Los PCs totalmente blancos dejaron de ser una rareza de foros de modding para convertirse en uno de los estilos más buscados en setups de gaming y creador de contenido. Gabinetes con cristal templado, tiras RGB discretas y componentes en tonos claros piden una placa base que acompañe.
ASUS ROG STRIX B850-I Gaming WIFI7 W: Mini-ITX AM5 blanca para builds compactas de alto nivel
Ahí es donde entra la ASUS ROG STRIX B850-I Gaming WIFI7 W: una placa madre Mini-ITX para plataforma AM5, pensada para equipos muy compactos, con estética blanca casi total y un nivel de prestaciones que compite sin miedo con placas ATX de gama alta.

En esencia, esta placa es una reinterpretación en blanco de la ya conocida ROG STRIX B850-I Gaming WIFI. ASUS mantiene la base técnica que ya funcionaba bien y la viste con un nuevo esquema de color: disipadores en blanco y gris claro, carenados limpios y detalles ROG sutiles.
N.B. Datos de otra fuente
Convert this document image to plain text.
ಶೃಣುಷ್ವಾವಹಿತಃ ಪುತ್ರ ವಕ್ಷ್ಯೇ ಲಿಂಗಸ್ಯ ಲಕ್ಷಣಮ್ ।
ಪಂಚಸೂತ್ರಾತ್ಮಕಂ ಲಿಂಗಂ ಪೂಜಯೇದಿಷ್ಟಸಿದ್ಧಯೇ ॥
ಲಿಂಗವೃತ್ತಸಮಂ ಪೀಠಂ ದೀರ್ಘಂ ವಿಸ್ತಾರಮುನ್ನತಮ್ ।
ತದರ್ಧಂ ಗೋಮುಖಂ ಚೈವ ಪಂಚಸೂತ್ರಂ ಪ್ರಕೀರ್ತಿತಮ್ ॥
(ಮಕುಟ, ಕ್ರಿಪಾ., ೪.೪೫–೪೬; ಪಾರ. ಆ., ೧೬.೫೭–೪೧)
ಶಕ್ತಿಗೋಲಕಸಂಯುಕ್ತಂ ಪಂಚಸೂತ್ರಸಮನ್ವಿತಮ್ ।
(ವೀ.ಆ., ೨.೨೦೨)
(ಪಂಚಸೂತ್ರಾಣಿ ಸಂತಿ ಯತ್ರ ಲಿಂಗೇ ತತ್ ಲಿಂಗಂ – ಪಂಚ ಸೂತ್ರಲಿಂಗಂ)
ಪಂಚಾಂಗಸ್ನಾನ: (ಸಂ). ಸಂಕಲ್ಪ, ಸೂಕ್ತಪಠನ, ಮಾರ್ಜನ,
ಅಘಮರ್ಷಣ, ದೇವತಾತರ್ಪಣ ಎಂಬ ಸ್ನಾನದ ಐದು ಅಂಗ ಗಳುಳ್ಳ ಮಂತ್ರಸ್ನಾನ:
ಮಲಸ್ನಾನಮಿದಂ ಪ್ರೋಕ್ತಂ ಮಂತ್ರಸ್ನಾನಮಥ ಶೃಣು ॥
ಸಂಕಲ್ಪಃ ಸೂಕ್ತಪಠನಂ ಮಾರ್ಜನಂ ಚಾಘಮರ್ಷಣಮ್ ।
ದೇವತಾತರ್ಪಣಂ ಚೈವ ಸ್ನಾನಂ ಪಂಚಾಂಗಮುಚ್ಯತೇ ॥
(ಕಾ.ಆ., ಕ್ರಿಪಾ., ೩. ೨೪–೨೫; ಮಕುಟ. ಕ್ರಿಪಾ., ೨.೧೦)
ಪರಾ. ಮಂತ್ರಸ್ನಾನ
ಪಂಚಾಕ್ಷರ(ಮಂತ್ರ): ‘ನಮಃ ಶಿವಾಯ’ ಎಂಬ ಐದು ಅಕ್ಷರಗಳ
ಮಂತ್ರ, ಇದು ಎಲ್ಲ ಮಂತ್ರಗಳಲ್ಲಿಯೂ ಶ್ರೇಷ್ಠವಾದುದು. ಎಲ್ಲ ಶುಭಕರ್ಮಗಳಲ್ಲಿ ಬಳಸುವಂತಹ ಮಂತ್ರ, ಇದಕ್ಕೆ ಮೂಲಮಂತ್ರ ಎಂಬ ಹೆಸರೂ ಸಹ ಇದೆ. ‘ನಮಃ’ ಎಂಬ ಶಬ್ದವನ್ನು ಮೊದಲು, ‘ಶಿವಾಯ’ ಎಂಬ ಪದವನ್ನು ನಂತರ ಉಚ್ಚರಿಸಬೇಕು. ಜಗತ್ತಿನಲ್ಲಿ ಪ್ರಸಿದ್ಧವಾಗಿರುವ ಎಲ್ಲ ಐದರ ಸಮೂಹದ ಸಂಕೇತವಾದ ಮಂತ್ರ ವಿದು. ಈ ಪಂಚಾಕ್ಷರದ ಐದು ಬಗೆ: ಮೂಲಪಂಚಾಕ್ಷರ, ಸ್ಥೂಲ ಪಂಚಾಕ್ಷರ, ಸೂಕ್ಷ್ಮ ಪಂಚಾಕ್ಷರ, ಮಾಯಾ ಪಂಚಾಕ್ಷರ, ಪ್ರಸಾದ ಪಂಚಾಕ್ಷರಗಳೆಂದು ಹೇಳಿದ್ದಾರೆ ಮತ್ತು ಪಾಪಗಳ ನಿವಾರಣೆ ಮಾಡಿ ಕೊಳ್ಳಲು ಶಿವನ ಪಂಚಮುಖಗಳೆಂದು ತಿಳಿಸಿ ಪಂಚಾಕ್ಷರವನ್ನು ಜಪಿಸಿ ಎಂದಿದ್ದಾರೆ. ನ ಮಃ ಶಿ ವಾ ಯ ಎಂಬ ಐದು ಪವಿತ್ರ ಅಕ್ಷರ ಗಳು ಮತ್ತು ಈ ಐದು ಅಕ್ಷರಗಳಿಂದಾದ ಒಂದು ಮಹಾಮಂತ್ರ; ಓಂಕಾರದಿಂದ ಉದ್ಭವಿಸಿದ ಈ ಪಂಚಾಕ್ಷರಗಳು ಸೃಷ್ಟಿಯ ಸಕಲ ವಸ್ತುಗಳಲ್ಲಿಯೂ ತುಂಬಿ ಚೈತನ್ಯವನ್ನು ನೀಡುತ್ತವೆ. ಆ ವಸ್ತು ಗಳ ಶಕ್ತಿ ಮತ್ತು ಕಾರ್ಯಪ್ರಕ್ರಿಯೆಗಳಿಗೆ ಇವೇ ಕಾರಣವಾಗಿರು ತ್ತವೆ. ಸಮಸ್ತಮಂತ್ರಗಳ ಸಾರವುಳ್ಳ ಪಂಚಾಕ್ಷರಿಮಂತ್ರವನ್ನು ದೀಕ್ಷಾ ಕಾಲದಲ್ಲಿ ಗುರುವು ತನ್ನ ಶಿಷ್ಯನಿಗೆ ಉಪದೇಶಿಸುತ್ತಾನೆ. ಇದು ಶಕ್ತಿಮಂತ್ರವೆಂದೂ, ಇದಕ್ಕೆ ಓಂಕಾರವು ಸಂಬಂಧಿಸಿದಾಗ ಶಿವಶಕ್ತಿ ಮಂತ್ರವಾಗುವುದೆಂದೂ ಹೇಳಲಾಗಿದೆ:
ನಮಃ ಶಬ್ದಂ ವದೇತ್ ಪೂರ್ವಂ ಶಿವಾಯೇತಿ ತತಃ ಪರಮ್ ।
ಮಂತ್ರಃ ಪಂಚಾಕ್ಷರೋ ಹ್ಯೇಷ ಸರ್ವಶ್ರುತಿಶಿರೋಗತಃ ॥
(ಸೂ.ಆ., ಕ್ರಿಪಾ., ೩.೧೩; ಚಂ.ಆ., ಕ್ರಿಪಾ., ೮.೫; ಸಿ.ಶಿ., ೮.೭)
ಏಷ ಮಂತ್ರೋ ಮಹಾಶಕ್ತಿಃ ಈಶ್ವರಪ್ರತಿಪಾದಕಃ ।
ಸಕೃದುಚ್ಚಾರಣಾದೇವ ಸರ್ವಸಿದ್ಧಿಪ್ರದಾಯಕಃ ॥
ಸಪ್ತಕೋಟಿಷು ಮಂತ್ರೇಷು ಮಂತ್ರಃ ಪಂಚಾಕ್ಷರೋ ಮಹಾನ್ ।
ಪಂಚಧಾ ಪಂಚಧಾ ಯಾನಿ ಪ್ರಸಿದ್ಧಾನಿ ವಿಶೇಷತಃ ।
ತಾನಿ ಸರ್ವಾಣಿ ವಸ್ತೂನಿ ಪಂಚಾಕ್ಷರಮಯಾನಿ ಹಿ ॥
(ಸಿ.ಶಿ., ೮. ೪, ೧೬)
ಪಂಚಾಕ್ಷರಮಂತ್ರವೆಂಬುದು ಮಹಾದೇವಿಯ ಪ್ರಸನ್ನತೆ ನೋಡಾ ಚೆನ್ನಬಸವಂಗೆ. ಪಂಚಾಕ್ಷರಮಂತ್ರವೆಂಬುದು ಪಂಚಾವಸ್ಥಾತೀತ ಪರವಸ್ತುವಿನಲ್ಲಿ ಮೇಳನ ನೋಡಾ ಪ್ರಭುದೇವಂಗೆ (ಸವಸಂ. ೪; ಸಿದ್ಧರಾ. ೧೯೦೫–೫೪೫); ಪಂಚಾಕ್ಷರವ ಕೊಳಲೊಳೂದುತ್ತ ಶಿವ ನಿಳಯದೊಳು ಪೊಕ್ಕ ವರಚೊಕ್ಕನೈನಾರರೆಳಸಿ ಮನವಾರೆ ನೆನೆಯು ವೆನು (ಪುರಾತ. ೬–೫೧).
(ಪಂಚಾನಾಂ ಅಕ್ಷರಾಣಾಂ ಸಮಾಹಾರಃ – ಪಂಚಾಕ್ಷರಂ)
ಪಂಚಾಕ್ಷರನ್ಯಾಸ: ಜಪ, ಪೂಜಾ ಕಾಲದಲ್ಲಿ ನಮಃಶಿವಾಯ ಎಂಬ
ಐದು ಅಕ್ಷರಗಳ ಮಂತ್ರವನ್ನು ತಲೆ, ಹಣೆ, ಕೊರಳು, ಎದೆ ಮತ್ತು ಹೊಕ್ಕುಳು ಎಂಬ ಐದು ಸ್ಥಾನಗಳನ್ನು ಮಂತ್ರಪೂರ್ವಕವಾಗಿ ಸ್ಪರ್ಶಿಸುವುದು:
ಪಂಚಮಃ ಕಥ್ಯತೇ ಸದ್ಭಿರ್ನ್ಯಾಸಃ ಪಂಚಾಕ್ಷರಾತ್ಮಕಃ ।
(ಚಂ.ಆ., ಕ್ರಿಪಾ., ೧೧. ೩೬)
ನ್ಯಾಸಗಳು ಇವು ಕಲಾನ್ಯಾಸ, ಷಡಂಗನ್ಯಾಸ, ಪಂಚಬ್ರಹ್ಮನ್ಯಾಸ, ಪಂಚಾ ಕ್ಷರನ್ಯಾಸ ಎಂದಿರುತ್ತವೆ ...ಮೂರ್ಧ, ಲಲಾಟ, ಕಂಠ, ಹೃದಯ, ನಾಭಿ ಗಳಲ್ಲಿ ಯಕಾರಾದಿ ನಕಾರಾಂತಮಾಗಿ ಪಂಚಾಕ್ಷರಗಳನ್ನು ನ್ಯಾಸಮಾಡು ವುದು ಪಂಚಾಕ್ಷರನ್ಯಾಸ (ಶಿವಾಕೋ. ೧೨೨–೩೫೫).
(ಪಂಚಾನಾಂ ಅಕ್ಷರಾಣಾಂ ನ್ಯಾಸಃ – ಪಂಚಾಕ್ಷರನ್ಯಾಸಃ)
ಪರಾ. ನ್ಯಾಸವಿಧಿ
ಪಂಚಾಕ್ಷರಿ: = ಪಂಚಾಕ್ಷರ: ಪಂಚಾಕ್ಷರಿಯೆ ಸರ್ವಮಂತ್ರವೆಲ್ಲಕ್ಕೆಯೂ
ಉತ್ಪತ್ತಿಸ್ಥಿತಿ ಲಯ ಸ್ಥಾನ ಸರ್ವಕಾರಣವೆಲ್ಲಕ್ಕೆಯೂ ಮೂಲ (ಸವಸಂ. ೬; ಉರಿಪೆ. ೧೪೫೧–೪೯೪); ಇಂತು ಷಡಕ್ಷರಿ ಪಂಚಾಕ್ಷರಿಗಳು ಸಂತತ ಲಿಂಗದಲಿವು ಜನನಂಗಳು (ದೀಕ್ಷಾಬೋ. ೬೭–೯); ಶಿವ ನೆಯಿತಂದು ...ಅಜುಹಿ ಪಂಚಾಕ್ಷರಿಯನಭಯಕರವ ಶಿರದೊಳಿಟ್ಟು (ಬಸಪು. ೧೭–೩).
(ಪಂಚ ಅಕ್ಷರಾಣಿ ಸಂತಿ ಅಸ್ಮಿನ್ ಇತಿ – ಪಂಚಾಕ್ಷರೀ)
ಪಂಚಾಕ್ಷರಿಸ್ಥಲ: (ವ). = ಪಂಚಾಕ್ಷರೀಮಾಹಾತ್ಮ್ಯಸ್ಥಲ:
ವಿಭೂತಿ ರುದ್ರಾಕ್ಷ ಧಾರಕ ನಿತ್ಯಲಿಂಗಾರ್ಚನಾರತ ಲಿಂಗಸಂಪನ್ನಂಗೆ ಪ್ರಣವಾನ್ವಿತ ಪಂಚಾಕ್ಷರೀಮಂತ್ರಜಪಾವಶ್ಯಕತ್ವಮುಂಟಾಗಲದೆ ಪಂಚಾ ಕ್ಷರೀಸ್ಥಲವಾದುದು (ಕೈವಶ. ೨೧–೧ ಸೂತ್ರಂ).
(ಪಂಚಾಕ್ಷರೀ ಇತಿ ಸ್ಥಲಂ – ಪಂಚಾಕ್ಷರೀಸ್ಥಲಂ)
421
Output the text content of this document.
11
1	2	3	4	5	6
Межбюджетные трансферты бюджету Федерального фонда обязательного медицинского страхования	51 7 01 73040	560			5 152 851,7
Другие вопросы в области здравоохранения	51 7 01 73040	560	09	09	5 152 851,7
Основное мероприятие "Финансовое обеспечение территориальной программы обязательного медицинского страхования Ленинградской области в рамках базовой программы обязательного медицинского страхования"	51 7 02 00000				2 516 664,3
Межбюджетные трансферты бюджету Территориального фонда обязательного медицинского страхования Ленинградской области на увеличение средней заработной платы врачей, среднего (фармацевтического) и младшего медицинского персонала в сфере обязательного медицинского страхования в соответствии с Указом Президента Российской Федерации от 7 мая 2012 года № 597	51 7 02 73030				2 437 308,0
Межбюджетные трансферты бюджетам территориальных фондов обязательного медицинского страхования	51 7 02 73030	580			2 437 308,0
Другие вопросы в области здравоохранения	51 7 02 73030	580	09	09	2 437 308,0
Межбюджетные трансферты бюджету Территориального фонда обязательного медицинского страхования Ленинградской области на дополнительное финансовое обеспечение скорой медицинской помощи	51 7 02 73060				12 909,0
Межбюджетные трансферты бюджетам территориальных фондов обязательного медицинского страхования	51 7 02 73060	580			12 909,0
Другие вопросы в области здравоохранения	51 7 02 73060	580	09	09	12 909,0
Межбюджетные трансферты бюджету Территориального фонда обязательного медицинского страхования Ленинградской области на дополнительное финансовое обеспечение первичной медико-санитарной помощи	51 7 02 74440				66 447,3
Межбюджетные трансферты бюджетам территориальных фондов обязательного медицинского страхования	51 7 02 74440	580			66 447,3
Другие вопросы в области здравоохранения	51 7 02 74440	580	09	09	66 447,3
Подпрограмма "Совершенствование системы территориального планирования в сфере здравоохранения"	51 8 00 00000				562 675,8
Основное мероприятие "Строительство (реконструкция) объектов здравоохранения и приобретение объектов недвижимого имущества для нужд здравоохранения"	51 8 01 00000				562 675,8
Debajo del diseño se encuentra el socket AM5, compatible con la generación actual de procesadores Ryzen y preparado para futuras familias, incluyendo APU basadas en Zen 5 y futuros chips Zen 6. Es decir, no es una placa de una sola generación: sirve como plataforma de largo recorrido para quien planea ir actualizando CPU sin cambiar todo el sistema.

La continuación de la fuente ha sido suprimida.